En 1985, Les Langues Modernes ont publié un numéro sur « L’apprentissage du lexique » (n° 3/4, 1985) qui, outre les articles qu’on peut, me semble-t-il, toujours consulter, comportait une bibliographie des ouvrages de vocabulaire anglais rédigée par notre collègue P. Cotte. Celui-ci répertoriait 44 ouvrages comprenant listes, lexiques, manuels, faux-amis, notions/fonctions, conversation, registres de langue, variétés, usage, 19 dictionnaires, 11 livres sur les noms composés, 4 sur les prépositions, 31 sur les locutions et expressions… Et entre 1985 et 2009 la revue a recensé (comptes-rendus à l’appui) 58 ouvrages concernant lexique et dictionnaires (et peut-être en ai-je oubliés…)
Il n’est donc pas surprenant qu’avec le développement des outils informatiques Les Langues Modernes se penchent à nouveau sur le problème. Je voudrais cependant citer à ce propos un passage de l’introduction du numéro de 1985, rédigé par Daniel Thomières et Michel Paillard qui, dans un essai de typologie d’exercices d’apprentissage, écrivaient :
« Il ne fait aucun doute que ces exercices faits en classe, au cours desquels il faut encourager les élèves à poser le maximum de questions (au besoin en français, pour être absolument sûr qu’ils ont compris), doivent être suivis d’un apprentissage rigoureux par cœur à la maison et de contrôles réguliers en classe, ainsi que par des séances de révision et des possibilités de réemploi.

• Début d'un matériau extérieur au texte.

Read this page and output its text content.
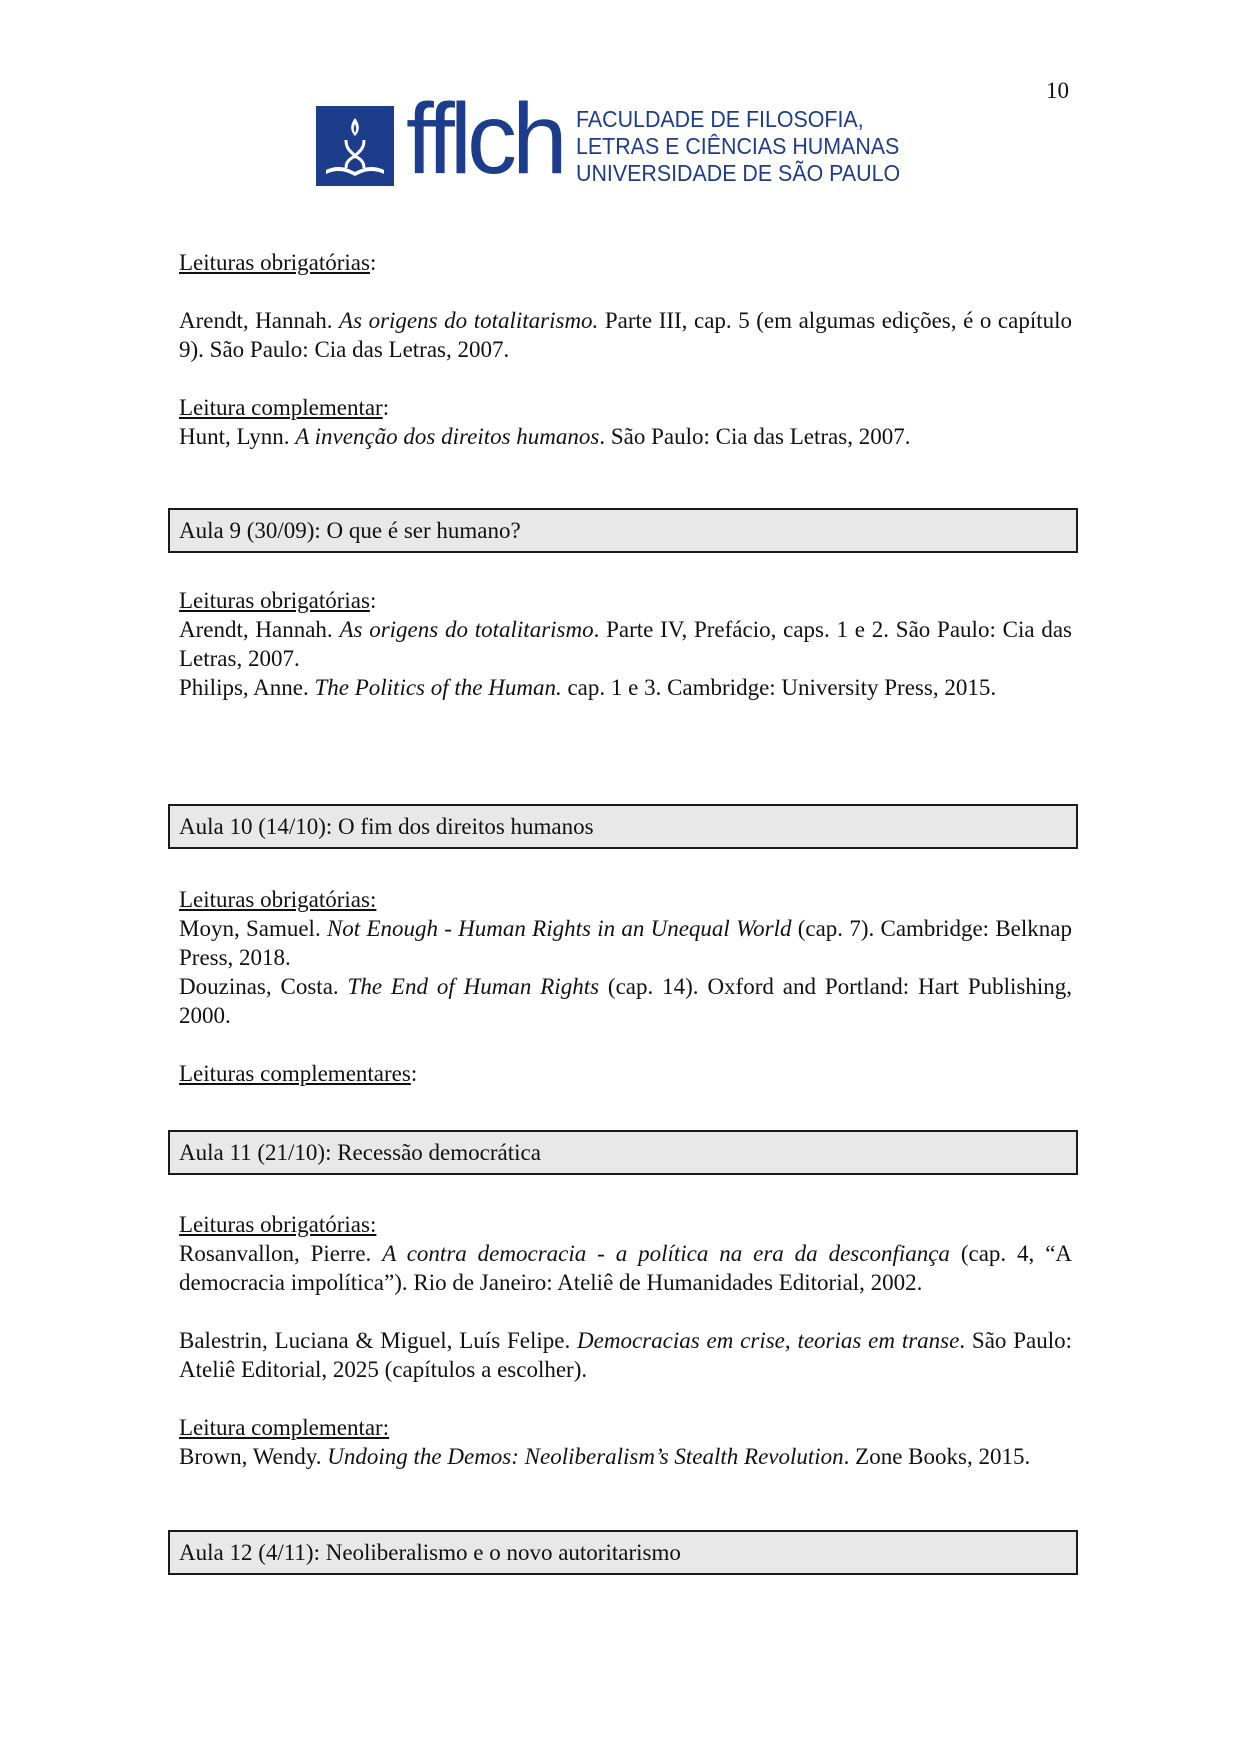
10
fflch FACULDADE DE FILOSOFIA,
LETRAS E CIÊNCIAS HUMANAS
UNIVERSIDADE DE SÃO PAULO
Leituras obrigatórias:
Arendt, Hannah. As origens do totalitarismo. Parte III, cap. 5 (em algumas edições, é o capítulo 9). São Paulo: Cia das Letras, 2007.
Leitura complementar:
Hunt, Lynn. A invenção dos direitos humanos. São Paulo: Cia das Letras, 2007.
Aula 9 (30/09): O que é ser humano?
Leituras obrigatórias:
Arendt, Hannah. As origens do totalitarismo. Parte IV, Prefácio, caps. 1 e 2. São Paulo: Cia das Letras, 2007.
Philips, Anne. The Politics of the Human. cap. 1 e 3. Cambridge: University Press, 2015.
Aula 10 (14/10): O fim dos direitos humanos
Leituras obrigatórias:
Moyn, Samuel. Not Enough - Human Rights in an Unequal World (cap. 7). Cambridge: Belknap Press, 2018.
Douzinas, Costa. The End of Human Rights (cap. 14). Oxford and Portland: Hart Publishing, 2000.
Leituras complementares:
Aula 11 (21/10): Recessão democrática
Leituras obrigatórias:
Rosanvallon, Pierre. A contra democracia - a política na era da desconfiança (cap. 4, “A democracia impolítica”). Rio de Janeiro: Ateliê de Humanidades Editorial, 2002.
Balestrin, Luciana & Miguel, Luís Felipe. Democracias em crise, teorias em transe. São Paulo: Ateliê Editorial, 2025 (capítulos a escolher).
Leitura complementar:
Brown, Wendy. Undoing the Demos: Neoliberalism’s Stealth Revolution. Zone Books, 2015.
Aula 12 (4/11): Neoliberalismo e o novo autoritarismo
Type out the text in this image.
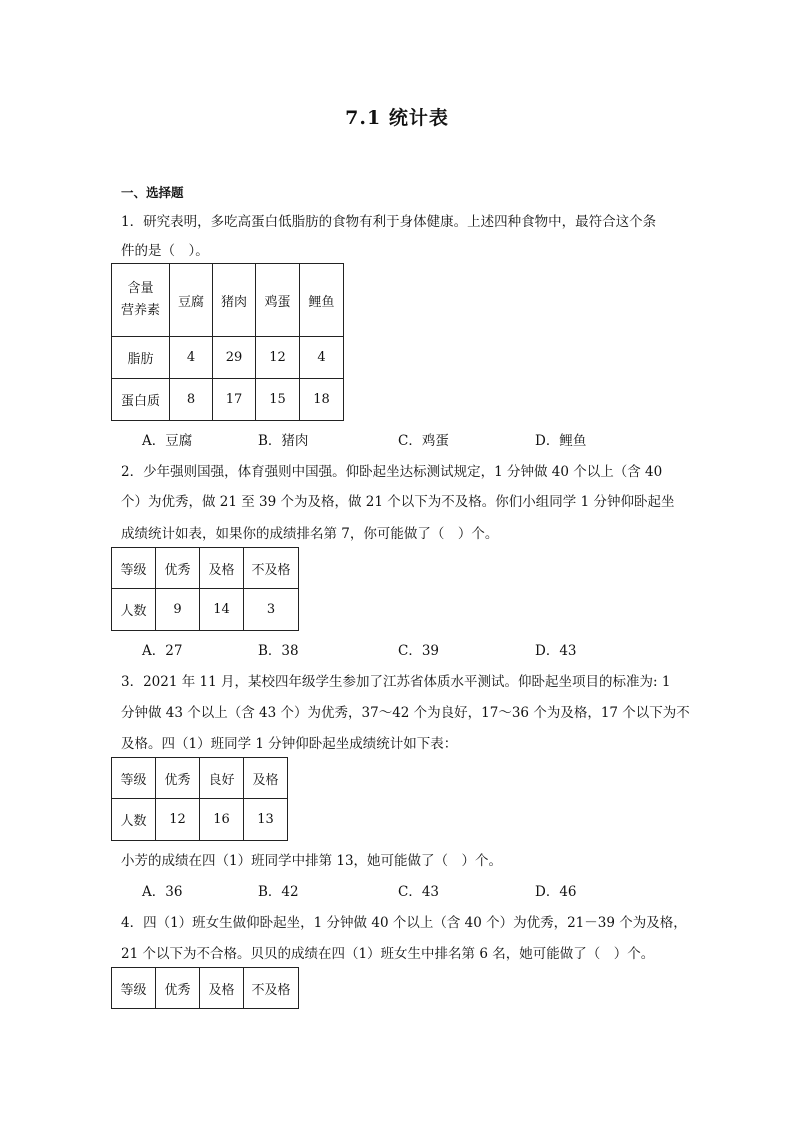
7.1 统计表
一、选择题
1．研究表明，多吃高蛋白低脂肪的食物有利于身体健康。上述四种食物中，最符合这个条
件的是（　）。
含量
营养素	豆腐	猪肉	鸡蛋	鲤鱼
脂肪	4	29	12	4
蛋白质	8	17	15	18
A．豆腐	B．猪肉	C．鸡蛋	D．鲤鱼
2．少年强则国强，体育强则中国强。仰卧起坐达标测试规定，1 分钟做 40 个以上（含 40
个）为优秀，做 21 至 39 个为及格，做 21 个以下为不及格。你们小组同学 1 分钟仰卧起坐
成绩统计如表，如果你的成绩排名第 7，你可能做了（　）个。
等级	优秀	及格	不及格
人数	9	14	3
A．27	B．38	C．39	D．43
3．2021 年 11 月，某校四年级学生参加了江苏省体质水平测试。仰卧起坐项目的标准为: 1
分钟做 43 个以上（含 43 个）为优秀，37～42 个为良好，17～36 个为及格，17 个以下为不
及格。四（1）班同学 1 分钟仰卧起坐成绩统计如下表：
等级	优秀	良好	及格
人数	12	16	13
小芳的成绩在四（1）班同学中排第 13，她可能做了（　）个。
A．36	B．42	C．43	D．46
4．四（1）班女生做仰卧起坐，1 分钟做 40 个以上（含 40 个）为优秀，21－39 个为及格，
21 个以下为不合格。贝贝的成绩在四（1）班女生中排名第 6 名，她可能做了（　）个。
等级	优秀	及格	不及格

La majorité de nos élèves croient qu’avoir vu un mot au tableau ou dans un livre suffit pour le savoir définitivement. Bien évidemment, rien n’est plus faux. L’élève doit donc éduquer sa mémoire, l’entraîner. Il est étonnant de constater que nous sommes passés en une vingtaine d’années d’une pédagogie où seule la mémoire était sollicitée à des techniques d’enseignement qui considèrent réactionnaire de demander de mémoriser. Nous savons qu’il est effectivement stupide d’apprendre par cœur sans avoir compris, mais il est indispensable de fixer ce que l’on a compris de manière à l’avoir disponible pour être réinjecté dans d’autres exercices et pour aider à acquérir et à structurer de nouveaux éléments. Ajoutons enfin que les élèves adorent avoir un carnet qu’ils remplissent au cours de leurs lectures plus ou moins personnelles. Pourquoi ne pas les y encourager ?… mais en les guidant, en relisant régulièrement ce qu’ils y ont écrit, et surtout en leur demandant de ne pas noter seulement un mot et sa traduction (car il est probable qu’ils tiennent absolument à la traduction, donc ne les contrarions pas), mais aussi le maximum de renseignements (genre, accent tonique, mots qu’ils ont trouvés avant ou après, etc.). On dit parfois, en effet, que l’on n’enseigne pas le vocabulaire, mais qu’il s’apprend. Ce paradoxe apparent veut dire que l’apprentissage est affaire individuelle pour l’élève. L’enseignant, pour sa part, peut proposer des matériaux, favoriser certains types d’exercices, procéder à des contrôles afin d’aider l’apprenant à se construire les outils nécessaires à l’acquisition et à la structuration du lexique, mais il ne peut remplacer l’élève dans ses lectures, relectures, hypothèses et tâtonnements, etc. Notre problème, à l’heure actuelle, est d’encourager les élèves à lire chez eux (voire à écouter des radios étrangères lorsque c’est possible). Il y a ici un gros problème de motivation pour les langues, mais aussi de temps libre et peut-être surtout de manque de textes intéressants et stimulants… »
Je pense que les lecteurs de la revue, même en tenant compte des moyens modernes dont nous disposons maintenant, trouveront que ce texte n’a pas perdu de son actualité.
C’était dans Les Langues Modernes n° 3/4 de 1985.